Here are the main reasons I get stuck when I’m writing big or important projects. Let me know if any of these feel familiar.

  • I’m not quite sure where I am going with this story or article.
  • I have research to do, and I’m not sure where to begin.
  • I know how to do this scene, but once I’m done that I’m not sure what to do next and I’m worried I will start to flounder.
  • I don’t understand these characters well enough to write about them believably.
  • I could start writing, but since I don’t have my themes figured out, I’m just going to have to do a bunch of rewriting.
  • I am worried that what I am writing isn’t interesting, original, or well-developed enough.

All of these problems produce the same highly obnoxious result: I don’t write anything. I freeze up, with that nasty, anxious feeling in my chest. It all stems from a single central problem: Being so worried about how far away the finish line is that you are afraid to take the next step.

In life, as in writing, you only ever have one decision to make. No matter how complicated your task, no matter how huge the project, you only have one single question to answer:

What am I going to do right now? What am I going to do next?

Big picture thinking and long-term goal setting is only important if you can answer Yes! to the following question:

Am I moving forward?

If looking at the big picture is keeping you from taking that next step, you need to stop doing it right now and take a step. While it’s true that momentum is not the same thing as progress, doing anything is always better than doing nothing.

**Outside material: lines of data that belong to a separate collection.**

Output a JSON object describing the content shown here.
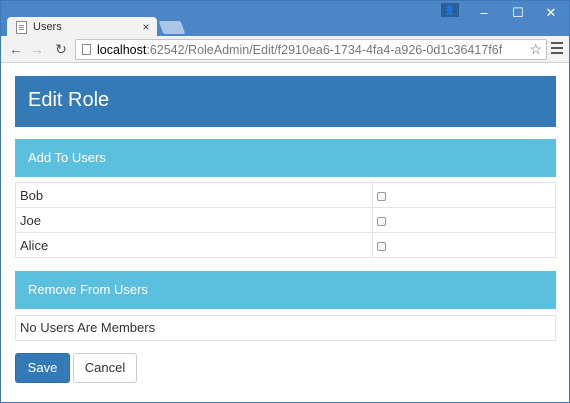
{
  "browser": {
    "tab_title": "Users",
    "tab_close": "×",
    "user_badge": "👤",
    "url_host": "localhost",
    "url_path": ":62542/RoleAdmin/Edit/f2910ea6-1734-4fa4-a926-0d1c36417f6f",
    "window_controls": {
      "minimize": "–",
      "maximize": "☐",
      "close": "✕"
    },
    "nav": {
      "back": "←",
      "forward": "→",
      "reload": "↻"
    },
    "star": "☆"
  },
  "page": {
    "title": "Edit Role",
    "add_section": {
      "heading": "Add To Users",
      "users": [
        {
          "name": "Bob",
          "checked": false
        },
        {
          "name": "Joe",
          "checked": false
        },
        {
          "name": "Alice",
          "checked": false
        }
      ]
    },
    "remove_section": {
      "heading": "Remove From Users",
      "empty_message": "No Users Are Members"
    },
    "buttons": {
      "save": "Save",
      "cancel": "Cancel"
    }
  },
  "colors": {
    "titlebar": "#4b87c7",
    "primary": "#337ab7",
    "info": "#5bc0de"
  }
}
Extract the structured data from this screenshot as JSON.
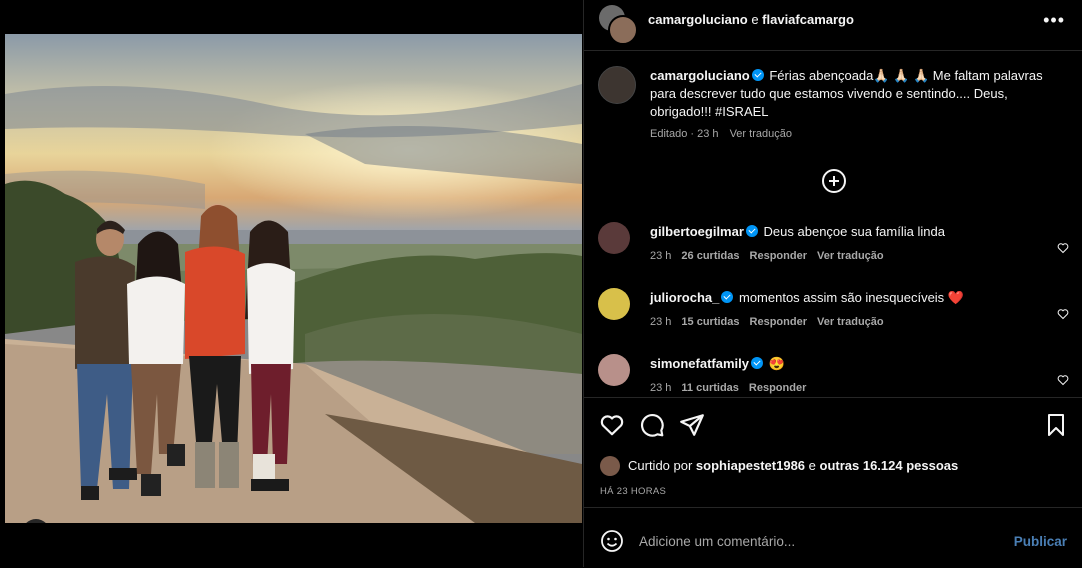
{
  "post": {
    "header": {
      "author": "camargoluciano",
      "conj": " e ",
      "coauthor": "flaviafcamargo",
      "more_icon": "more-horizontal-icon"
    },
    "caption": {
      "username": "camargoluciano",
      "text": " Férias abençoada🙏🏻 🙏🏻 🙏🏻 Me faltam palavras para descrever tudo que estamos vivendo e sentindo.... Deus, obrigado!!! #ISRAEL",
      "edited": "Editado",
      "time": "23 h",
      "translate": "Ver tradução"
    },
    "comments": [
      {
        "username": "gilbertoegilmar",
        "text": "Deus abençoe sua família linda",
        "time": "23 h",
        "likes": "26 curtidas",
        "reply": "Responder",
        "translate": "Ver tradução"
      },
      {
        "username": "juliorocha_",
        "text": "momentos assim são inesquecíveis ❤️",
        "time": "23 h",
        "likes": "15 curtidas",
        "reply": "Responder",
        "translate": "Ver tradução"
      },
      {
        "username": "simonefatfamily",
        "text": "😍",
        "time": "23 h",
        "likes": "11 curtidas",
        "reply": "Responder",
        "translate": ""
      }
    ],
    "likes": {
      "prefix": "Curtido por ",
      "user": "sophiapestet1986",
      "middle": " e ",
      "others": "outras 16.124 pessoas"
    },
    "posted_ago": "HÁ 23 HORAS",
    "add_comment": {
      "placeholder": "Adicione um comentário...",
      "publish": "Publicar"
    }
  },
  "colors": {
    "verified": "#0095f6",
    "publish": "#4a7fb5",
    "background": "#000000",
    "divider": "#262626"
  }
}
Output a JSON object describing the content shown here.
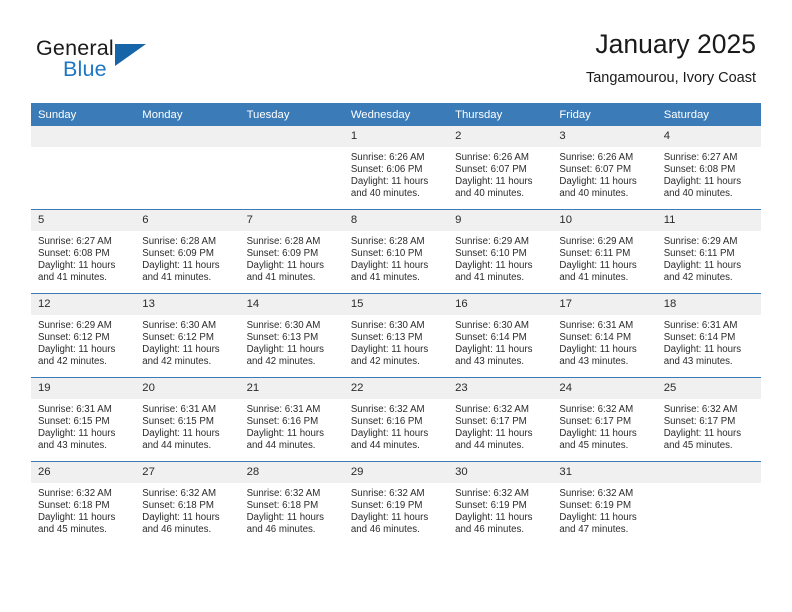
{
  "brand": {
    "name_top": "General",
    "name_bottom": "Blue",
    "accent_color": "#1f77c2",
    "triangle_color": "#1565a8",
    "triangle_icon": "triangle-flag-icon"
  },
  "header": {
    "title": "January 2025",
    "subtitle": "Tangamourou, Ivory Coast"
  },
  "theme": {
    "header_bg": "#3b7cb8",
    "header_text": "#ffffff",
    "daynum_bg": "#f0f0f0",
    "cell_text": "#2b2b2b",
    "divider": "#3b7cb8"
  },
  "calendar": {
    "weekday_headers": [
      "Sunday",
      "Monday",
      "Tuesday",
      "Wednesday",
      "Thursday",
      "Friday",
      "Saturday"
    ],
    "weeks": [
      [
        {
          "day": "",
          "empty": true,
          "sunrise": "",
          "sunset": "",
          "daylight": ""
        },
        {
          "day": "",
          "empty": true,
          "sunrise": "",
          "sunset": "",
          "daylight": ""
        },
        {
          "day": "",
          "empty": true,
          "sunrise": "",
          "sunset": "",
          "daylight": ""
        },
        {
          "day": "1",
          "empty": false,
          "sunrise": "Sunrise: 6:26 AM",
          "sunset": "Sunset: 6:06 PM",
          "daylight": "Daylight: 11 hours and 40 minutes."
        },
        {
          "day": "2",
          "empty": false,
          "sunrise": "Sunrise: 6:26 AM",
          "sunset": "Sunset: 6:07 PM",
          "daylight": "Daylight: 11 hours and 40 minutes."
        },
        {
          "day": "3",
          "empty": false,
          "sunrise": "Sunrise: 6:26 AM",
          "sunset": "Sunset: 6:07 PM",
          "daylight": "Daylight: 11 hours and 40 minutes."
        },
        {
          "day": "4",
          "empty": false,
          "sunrise": "Sunrise: 6:27 AM",
          "sunset": "Sunset: 6:08 PM",
          "daylight": "Daylight: 11 hours and 40 minutes."
        }
      ],
      [
        {
          "day": "5",
          "empty": false,
          "sunrise": "Sunrise: 6:27 AM",
          "sunset": "Sunset: 6:08 PM",
          "daylight": "Daylight: 11 hours and 41 minutes."
        },
        {
          "day": "6",
          "empty": false,
          "sunrise": "Sunrise: 6:28 AM",
          "sunset": "Sunset: 6:09 PM",
          "daylight": "Daylight: 11 hours and 41 minutes."
        },
        {
          "day": "7",
          "empty": false,
          "sunrise": "Sunrise: 6:28 AM",
          "sunset": "Sunset: 6:09 PM",
          "daylight": "Daylight: 11 hours and 41 minutes."
        },
        {
          "day": "8",
          "empty": false,
          "sunrise": "Sunrise: 6:28 AM",
          "sunset": "Sunset: 6:10 PM",
          "daylight": "Daylight: 11 hours and 41 minutes."
        },
        {
          "day": "9",
          "empty": false,
          "sunrise": "Sunrise: 6:29 AM",
          "sunset": "Sunset: 6:10 PM",
          "daylight": "Daylight: 11 hours and 41 minutes."
        },
        {
          "day": "10",
          "empty": false,
          "sunrise": "Sunrise: 6:29 AM",
          "sunset": "Sunset: 6:11 PM",
          "daylight": "Daylight: 11 hours and 41 minutes."
        },
        {
          "day": "11",
          "empty": false,
          "sunrise": "Sunrise: 6:29 AM",
          "sunset": "Sunset: 6:11 PM",
          "daylight": "Daylight: 11 hours and 42 minutes."
        }
      ],
      [
        {
          "day": "12",
          "empty": false,
          "sunrise": "Sunrise: 6:29 AM",
          "sunset": "Sunset: 6:12 PM",
          "daylight": "Daylight: 11 hours and 42 minutes."
        },
        {
          "day": "13",
          "empty": false,
          "sunrise": "Sunrise: 6:30 AM",
          "sunset": "Sunset: 6:12 PM",
          "daylight": "Daylight: 11 hours and 42 minutes."
        },
        {
          "day": "14",
          "empty": false,
          "sunrise": "Sunrise: 6:30 AM",
          "sunset": "Sunset: 6:13 PM",
          "daylight": "Daylight: 11 hours and 42 minutes."
        },
        {
          "day": "15",
          "empty": false,
          "sunrise": "Sunrise: 6:30 AM",
          "sunset": "Sunset: 6:13 PM",
          "daylight": "Daylight: 11 hours and 42 minutes."
        },
        {
          "day": "16",
          "empty": false,
          "sunrise": "Sunrise: 6:30 AM",
          "sunset": "Sunset: 6:14 PM",
          "daylight": "Daylight: 11 hours and 43 minutes."
        },
        {
          "day": "17",
          "empty": false,
          "sunrise": "Sunrise: 6:31 AM",
          "sunset": "Sunset: 6:14 PM",
          "daylight": "Daylight: 11 hours and 43 minutes."
        },
        {
          "day": "18",
          "empty": false,
          "sunrise": "Sunrise: 6:31 AM",
          "sunset": "Sunset: 6:14 PM",
          "daylight": "Daylight: 11 hours and 43 minutes."
        }
      ],
      [
        {
          "day": "19",
          "empty": false,
          "sunrise": "Sunrise: 6:31 AM",
          "sunset": "Sunset: 6:15 PM",
          "daylight": "Daylight: 11 hours and 43 minutes."
        },
        {
          "day": "20",
          "empty": false,
          "sunrise": "Sunrise: 6:31 AM",
          "sunset": "Sunset: 6:15 PM",
          "daylight": "Daylight: 11 hours and 44 minutes."
        },
        {
          "day": "21",
          "empty": false,
          "sunrise": "Sunrise: 6:31 AM",
          "sunset": "Sunset: 6:16 PM",
          "daylight": "Daylight: 11 hours and 44 minutes."
        },
        {
          "day": "22",
          "empty": false,
          "sunrise": "Sunrise: 6:32 AM",
          "sunset": "Sunset: 6:16 PM",
          "daylight": "Daylight: 11 hours and 44 minutes."
        },
        {
          "day": "23",
          "empty": false,
          "sunrise": "Sunrise: 6:32 AM",
          "sunset": "Sunset: 6:17 PM",
          "daylight": "Daylight: 11 hours and 44 minutes."
        },
        {
          "day": "24",
          "empty": false,
          "sunrise": "Sunrise: 6:32 AM",
          "sunset": "Sunset: 6:17 PM",
          "daylight": "Daylight: 11 hours and 45 minutes."
        },
        {
          "day": "25",
          "empty": false,
          "sunrise": "Sunrise: 6:32 AM",
          "sunset": "Sunset: 6:17 PM",
          "daylight": "Daylight: 11 hours and 45 minutes."
        }
      ],
      [
        {
          "day": "26",
          "empty": false,
          "sunrise": "Sunrise: 6:32 AM",
          "sunset": "Sunset: 6:18 PM",
          "daylight": "Daylight: 11 hours and 45 minutes."
        },
        {
          "day": "27",
          "empty": false,
          "sunrise": "Sunrise: 6:32 AM",
          "sunset": "Sunset: 6:18 PM",
          "daylight": "Daylight: 11 hours and 46 minutes."
        },
        {
          "day": "28",
          "empty": false,
          "sunrise": "Sunrise: 6:32 AM",
          "sunset": "Sunset: 6:18 PM",
          "daylight": "Daylight: 11 hours and 46 minutes."
        },
        {
          "day": "29",
          "empty": false,
          "sunrise": "Sunrise: 6:32 AM",
          "sunset": "Sunset: 6:19 PM",
          "daylight": "Daylight: 11 hours and 46 minutes."
        },
        {
          "day": "30",
          "empty": false,
          "sunrise": "Sunrise: 6:32 AM",
          "sunset": "Sunset: 6:19 PM",
          "daylight": "Daylight: 11 hours and 46 minutes."
        },
        {
          "day": "31",
          "empty": false,
          "sunrise": "Sunrise: 6:32 AM",
          "sunset": "Sunset: 6:19 PM",
          "daylight": "Daylight: 11 hours and 47 minutes."
        },
        {
          "day": "",
          "empty": true,
          "sunrise": "",
          "sunset": "",
          "daylight": ""
        }
      ]
    ]
  }
}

However, that doesn’t mean you should be careless about it. For a long time I read this kind of advice and assumed that the solution to the writer’s freeze-up is always to do more writing. To just write and try to blast through my paralysis. Sometimes this works, and sometimes it doesn’t. That leads us to our next important point:

Sometimes, the next step is to figure out the problem.

Sometimes the way to move forward is to stop and figure out why you are stuck. The feeling of intimidating often comes in the form of a vague and indefinable sense of dread and helplessness. The task ahead of you seems so big and scary that your response is to freeze up and not deal with it. That way lies paralysis.

  1. When you find yourself stuck, take a deep breath and go through the following steps:
  2. Ask yourself exactly what the problem is. Be specific, be honest, and be brutal.
  3. Spend 10 minutes writing down potential next steps. If you don’t know what the scene after this one is going to be, maybe you need to brainstorm ideas before you start writing. If you don’t know how to do the research because it seems too huge, spend some time narrowing down the micro-specific area you need to research.
  4. Pick a single step that you think might move you forward. A single step you can execute right now.
  5. Execute that step! Do that research, or free-write about the characters that are giving you trouble, or write a brief outline or treatment of your next few scenes.
  6. Check to see if it is working. If it is, great! You’ve solved your problem! Enjoy it while it lasts. If it isn’t working, then either you have mis-identified the problem or you don’t have the correct next step. Start over! Trust me. It’s worth it.

The worst thing you can do in your writing is stop working on it when it gets too intimidating. It’s a natural reaction, and the best way around it is to have a careful and specific strategy for dealing with it. This is the one that has worked for me. Give it a try, and see what it does for you.